The Growth of Almond Production
The demand for almonds has skyrocketed in recent years, due mostly to the global shift toward a healthier lifestyle. More and more people consume almond milk as a healthier alternative to dairy or soil milk, and peanut butters are even being replaced with butters made from their almond cousins. Thanks to increased demand, farmers are feeling the pressure to produce more almonds than ever before.
Numbers from the Almond Board of California
The state of California produces roughly 82% of the world’s almonds. For about 400 miles across the Golden State, there are 800,000 acres of nothing but almond trees as far as the eye can see. As such, the Almond Board of California is considered a world expert, and their data is highly esteemed. The January 2018 Almond Market Review shows tremendous growth, even over the year prior.

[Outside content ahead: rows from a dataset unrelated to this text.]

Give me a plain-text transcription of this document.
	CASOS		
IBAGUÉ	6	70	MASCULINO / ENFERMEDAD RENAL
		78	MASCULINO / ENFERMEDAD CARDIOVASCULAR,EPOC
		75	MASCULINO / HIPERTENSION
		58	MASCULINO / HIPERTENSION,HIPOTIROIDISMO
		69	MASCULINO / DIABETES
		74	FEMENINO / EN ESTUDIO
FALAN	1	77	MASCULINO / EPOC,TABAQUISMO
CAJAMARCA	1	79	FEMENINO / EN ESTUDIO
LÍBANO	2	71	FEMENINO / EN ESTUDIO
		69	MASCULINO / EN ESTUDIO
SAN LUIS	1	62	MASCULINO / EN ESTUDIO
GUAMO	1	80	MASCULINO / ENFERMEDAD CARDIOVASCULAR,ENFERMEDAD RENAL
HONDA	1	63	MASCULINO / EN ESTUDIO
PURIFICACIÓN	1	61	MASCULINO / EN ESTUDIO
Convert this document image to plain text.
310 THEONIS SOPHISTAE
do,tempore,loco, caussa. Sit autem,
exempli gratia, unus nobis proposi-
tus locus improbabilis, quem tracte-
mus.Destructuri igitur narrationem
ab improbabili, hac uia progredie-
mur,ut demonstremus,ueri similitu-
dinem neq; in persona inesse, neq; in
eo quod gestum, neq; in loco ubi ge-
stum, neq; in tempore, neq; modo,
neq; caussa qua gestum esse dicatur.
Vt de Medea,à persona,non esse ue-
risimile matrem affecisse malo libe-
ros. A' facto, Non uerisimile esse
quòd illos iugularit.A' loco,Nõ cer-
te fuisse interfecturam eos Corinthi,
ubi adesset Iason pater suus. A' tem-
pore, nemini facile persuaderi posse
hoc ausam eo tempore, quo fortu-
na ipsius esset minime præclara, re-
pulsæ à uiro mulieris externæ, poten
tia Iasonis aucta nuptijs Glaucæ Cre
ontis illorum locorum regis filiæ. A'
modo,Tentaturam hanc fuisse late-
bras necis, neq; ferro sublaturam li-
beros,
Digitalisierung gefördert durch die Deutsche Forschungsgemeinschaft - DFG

- Demand: Demand for domestic shipments was up 7.7% from the year before, and exports were up a staggering 41.6% over 2016. India, China, and Turkey are some of the world’s biggest buyers of California almonds.
- Supply: About 7% more almonds were produced in California this year than in 2017. However, due to a significant lack of rain in California, and what many fear could be the onset of another drought, growers are concerned. Reservoirs are filled, which means a good 2018 crop even despite droughts, but without a good snowpack, the 2019 crop may be bleak.

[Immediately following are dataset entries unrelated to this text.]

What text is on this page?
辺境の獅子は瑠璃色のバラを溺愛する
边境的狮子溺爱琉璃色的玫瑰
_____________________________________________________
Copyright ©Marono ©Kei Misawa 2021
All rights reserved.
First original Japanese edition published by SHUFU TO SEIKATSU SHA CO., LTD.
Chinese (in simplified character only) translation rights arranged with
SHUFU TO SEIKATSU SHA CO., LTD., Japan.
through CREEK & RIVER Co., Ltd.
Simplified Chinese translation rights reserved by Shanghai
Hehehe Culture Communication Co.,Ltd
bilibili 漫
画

Future Increases in Demand
The President of the Almond Board of California, Richard Waycott, claims that despite struggles with drought, mudslides, and wildfires across the state, almond production is expected to continue to thrive in the future. Waycott says the industry can produce a pound of almonds with 1/3 less water than it could 20 years ago thanks to new technologies, as well. This means that water shortages won’t necessarily mean almond shortages.
Waycott says the industry should grow by an average of 6% each year for the next five years. Should this prediction hold true, it means that the California almond industry would produce some three billion pounds in 2021 – an increase of 1/3 more almonds than the state produces right now.

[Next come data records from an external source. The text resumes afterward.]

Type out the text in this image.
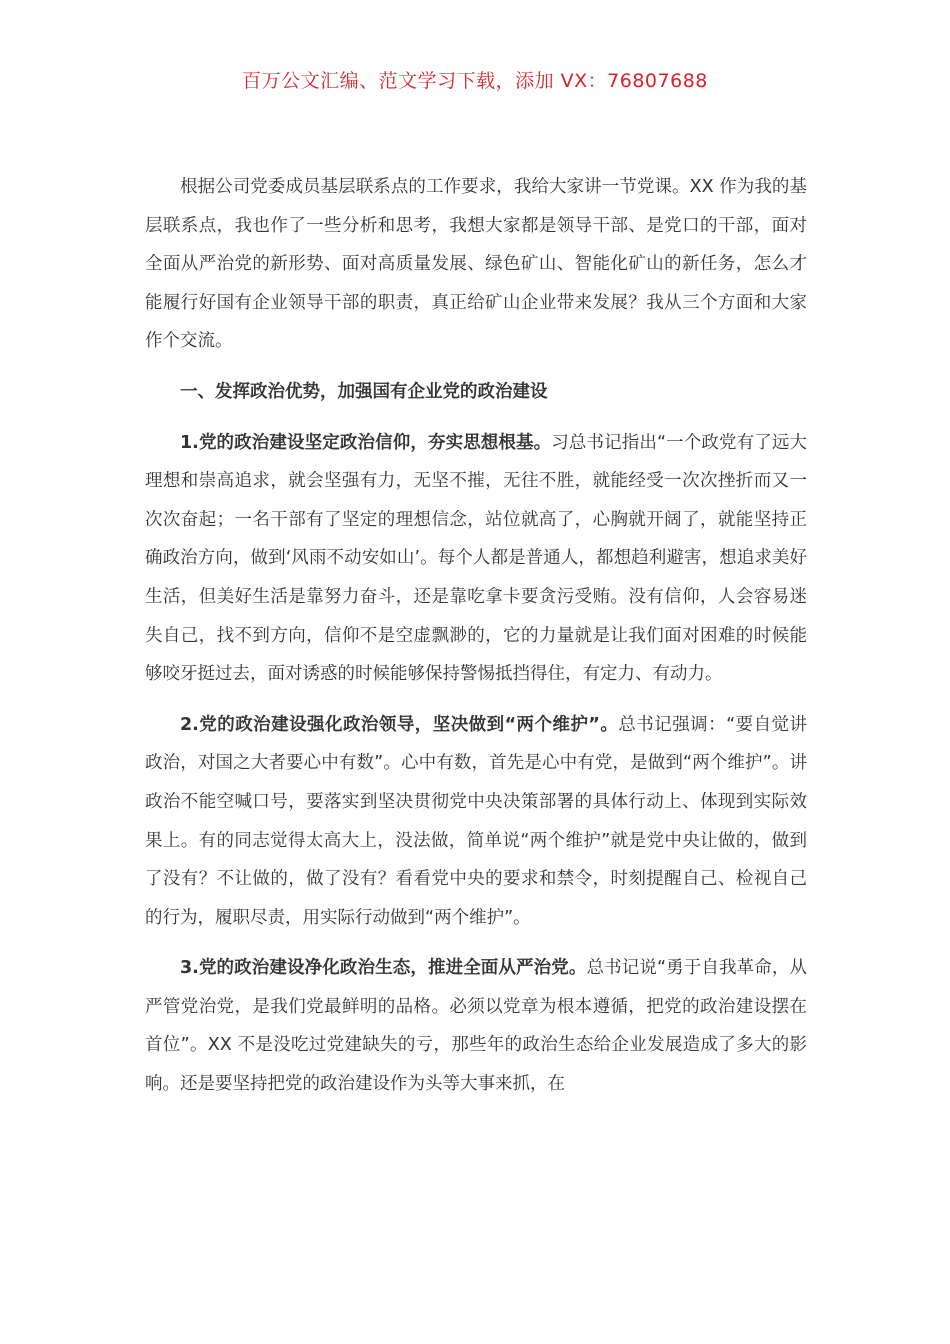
百万公文汇编、范文学习下载，添加 VX：76807688

根据公司党委成员基层联系点的工作要求，我给大家讲一节党课。XX 作为我的基层联系点，我也作了一些分析和思考，我想大家都是领导干部、是党口的干部，面对全面从严治党的新形势、面对高质量发展、绿色矿山、智能化矿山的新任务，怎么才能履行好国有企业领导干部的职责，真正给矿山企业带来发展？我从三个方面和大家作个交流。

一、发挥政治优势，加强国有企业党的政治建设

1.党的政治建设坚定政治信仰，夯实思想根基。习总书记指出“一个政党有了远大理想和崇高追求，就会坚强有力，无坚不摧，无往不胜，就能经受一次次挫折而又一次次奋起；一名干部有了坚定的理想信念，站位就高了，心胸就开阔了，就能坚持正确政治方向，做到‘风雨不动安如山’。每个人都是普通人，都想趋利避害，想追求美好生活，但美好生活是靠努力奋斗，还是靠吃拿卡要贪污受贿。没有信仰，人会容易迷失自己，找不到方向，信仰不是空虚飘渺的，它的力量就是让我们面对困难的时候能够咬牙挺过去，面对诱惑的时候能够保持警惕抵挡得住，有定力、有动力。

2.党的政治建设强化政治领导，坚决做到“两个维护”。总书记强调：“要自觉讲政治，对国之大者要心中有数”。心中有数，首先是心中有党，是做到“两个维护”。讲政治不能空喊口号，要落实到坚决贯彻党中央决策部署的具体行动上、体现到实际效果上。有的同志觉得太高大上，没法做，简单说“两个维护”就是党中央让做的，做到了没有？不让做的，做了没有？看看党中央的要求和禁令，时刻提醒自己、检视自己的行为，履职尽责，用实际行动做到“两个维护”。

3.党的政治建设净化政治生态，推进全面从严治党。总书记说“勇于自我革命，从严管党治党，是我们党最鲜明的品格。必须以党章为根本遵循，把党的政治建设摆在首位”。XX 不是没吃过党建缺失的亏，那些年的政治生态给企业发展造成了多大的影响。还是要坚持把党的政治建设作为头等大事来抓，在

About the California Almond Farms
It’s predicted that California will be a smaller agricultural state in future years. Right now, many crops are grown in California, and it’s a vital dairy state, too. However, as almond demand increases so does the need for acreage for almond trees. Per Waycott, three-quarters of all the almond farms in the state are 100 acres or less in size, and they are family owned. This signifies the resurgence of family farming and the attempt to get away from commercialized farming is working – at least in California.
Almond production in California is slated to increase tremendously over the next five years, and as a result, the more agricultural land will likely give way to almond orchards. Even through fires, through floods, and through tremendous droughts, California’s almond industry will continue to thrive according to industry experts.